For safe income computation purposes, should the exchange rate at the time of the dividend payment be used rather than at the safe-income determination time?
For example, in Scenario 1, the FX rate is US $1 = CDN $1 at Time 1 and US $1 = CDN $1.2 at Time 2, and at Time 2, Can Opco pays a dividend of $120 to Can Holdco.
And in Scenario 2, the exchange rates are US $1 = CDN $1.2 at Time 1 and US $1 = CDN $1 at Times 1 and 2, respectively - and at Time 2 Can Opco pays a $100 dividend to Can Holdco.
CRA indicated that in Scenario 1, under the scheme of s. 55(5)(d), the exchange rate to be used should be the rate at Time 1, making the amount under s. 55(5)(d)(i) equal to $100. The fair market value of the shares of US FA would not exceed $100 at Time 1. Therefore, the amount of income of US FA to be added to the income earned or realized by Can Opco at Time 1 is $100. The dividend of $120 would therefore exceed the amount determined to be income earned or realized by Can Opco.

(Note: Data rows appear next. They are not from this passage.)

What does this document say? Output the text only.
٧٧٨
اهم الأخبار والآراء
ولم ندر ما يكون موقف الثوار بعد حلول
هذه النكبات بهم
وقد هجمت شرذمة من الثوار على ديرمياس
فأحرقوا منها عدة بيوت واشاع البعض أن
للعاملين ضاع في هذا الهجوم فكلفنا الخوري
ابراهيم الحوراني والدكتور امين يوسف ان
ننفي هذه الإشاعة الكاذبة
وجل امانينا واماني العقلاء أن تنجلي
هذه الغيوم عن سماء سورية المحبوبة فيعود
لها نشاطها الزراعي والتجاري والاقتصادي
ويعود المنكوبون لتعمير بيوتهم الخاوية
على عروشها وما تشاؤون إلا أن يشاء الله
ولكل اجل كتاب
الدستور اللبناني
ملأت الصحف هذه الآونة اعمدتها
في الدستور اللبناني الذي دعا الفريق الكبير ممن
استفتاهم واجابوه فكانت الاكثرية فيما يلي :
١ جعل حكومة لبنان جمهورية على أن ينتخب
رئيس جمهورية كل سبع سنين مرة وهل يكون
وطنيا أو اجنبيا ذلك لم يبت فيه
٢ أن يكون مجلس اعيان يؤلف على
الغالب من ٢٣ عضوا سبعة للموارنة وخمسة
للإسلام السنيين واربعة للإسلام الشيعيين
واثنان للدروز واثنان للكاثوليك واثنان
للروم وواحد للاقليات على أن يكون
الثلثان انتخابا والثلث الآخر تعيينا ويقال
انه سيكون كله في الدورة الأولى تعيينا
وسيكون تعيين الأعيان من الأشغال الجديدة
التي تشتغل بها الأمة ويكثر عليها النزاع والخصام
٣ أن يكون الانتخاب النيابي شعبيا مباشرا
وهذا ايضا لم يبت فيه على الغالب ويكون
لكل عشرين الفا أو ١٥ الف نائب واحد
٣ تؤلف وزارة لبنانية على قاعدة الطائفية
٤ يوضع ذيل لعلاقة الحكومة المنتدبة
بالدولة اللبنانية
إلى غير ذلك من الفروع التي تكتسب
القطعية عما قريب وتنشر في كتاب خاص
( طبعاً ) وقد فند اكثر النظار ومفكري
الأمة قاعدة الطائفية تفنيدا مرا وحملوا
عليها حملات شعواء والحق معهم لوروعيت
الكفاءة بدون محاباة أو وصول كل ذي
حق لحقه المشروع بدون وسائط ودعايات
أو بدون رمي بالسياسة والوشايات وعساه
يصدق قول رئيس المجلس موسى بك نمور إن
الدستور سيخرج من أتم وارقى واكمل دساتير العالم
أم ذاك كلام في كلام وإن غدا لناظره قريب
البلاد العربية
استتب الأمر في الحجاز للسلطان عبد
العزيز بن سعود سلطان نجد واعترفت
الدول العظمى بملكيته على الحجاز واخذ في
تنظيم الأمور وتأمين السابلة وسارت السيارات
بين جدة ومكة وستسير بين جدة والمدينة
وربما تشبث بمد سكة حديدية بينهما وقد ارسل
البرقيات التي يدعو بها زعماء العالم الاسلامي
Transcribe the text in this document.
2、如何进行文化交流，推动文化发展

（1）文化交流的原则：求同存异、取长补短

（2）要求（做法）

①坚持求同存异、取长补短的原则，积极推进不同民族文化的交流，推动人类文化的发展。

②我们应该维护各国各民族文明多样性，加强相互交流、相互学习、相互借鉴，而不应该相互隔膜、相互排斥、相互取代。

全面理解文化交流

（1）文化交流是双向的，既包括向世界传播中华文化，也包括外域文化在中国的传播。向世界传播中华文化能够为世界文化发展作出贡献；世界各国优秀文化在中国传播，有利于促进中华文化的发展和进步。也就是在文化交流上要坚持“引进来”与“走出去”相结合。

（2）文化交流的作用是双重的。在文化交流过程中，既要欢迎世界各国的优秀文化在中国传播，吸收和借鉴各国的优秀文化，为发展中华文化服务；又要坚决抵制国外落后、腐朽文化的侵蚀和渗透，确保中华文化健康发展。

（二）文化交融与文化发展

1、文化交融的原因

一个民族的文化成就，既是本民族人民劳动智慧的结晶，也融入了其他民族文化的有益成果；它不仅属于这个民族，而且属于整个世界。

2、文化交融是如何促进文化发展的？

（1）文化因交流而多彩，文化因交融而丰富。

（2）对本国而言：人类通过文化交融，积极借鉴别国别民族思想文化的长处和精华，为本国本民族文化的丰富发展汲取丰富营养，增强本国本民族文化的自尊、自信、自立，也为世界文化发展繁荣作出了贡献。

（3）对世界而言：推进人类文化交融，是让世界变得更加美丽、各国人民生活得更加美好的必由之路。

Scenario 2 follows the same approach. The amount determined under s. 55(5)(d)(i) would be $120. The gain that could be realized on the disposition of the shares of Can Opco immediately before the dividend is only $100. The income earned or realized by Can Opco that can reasonably be considered to contribute to the accrued gain on the shares of Can Opco would be limited to $100.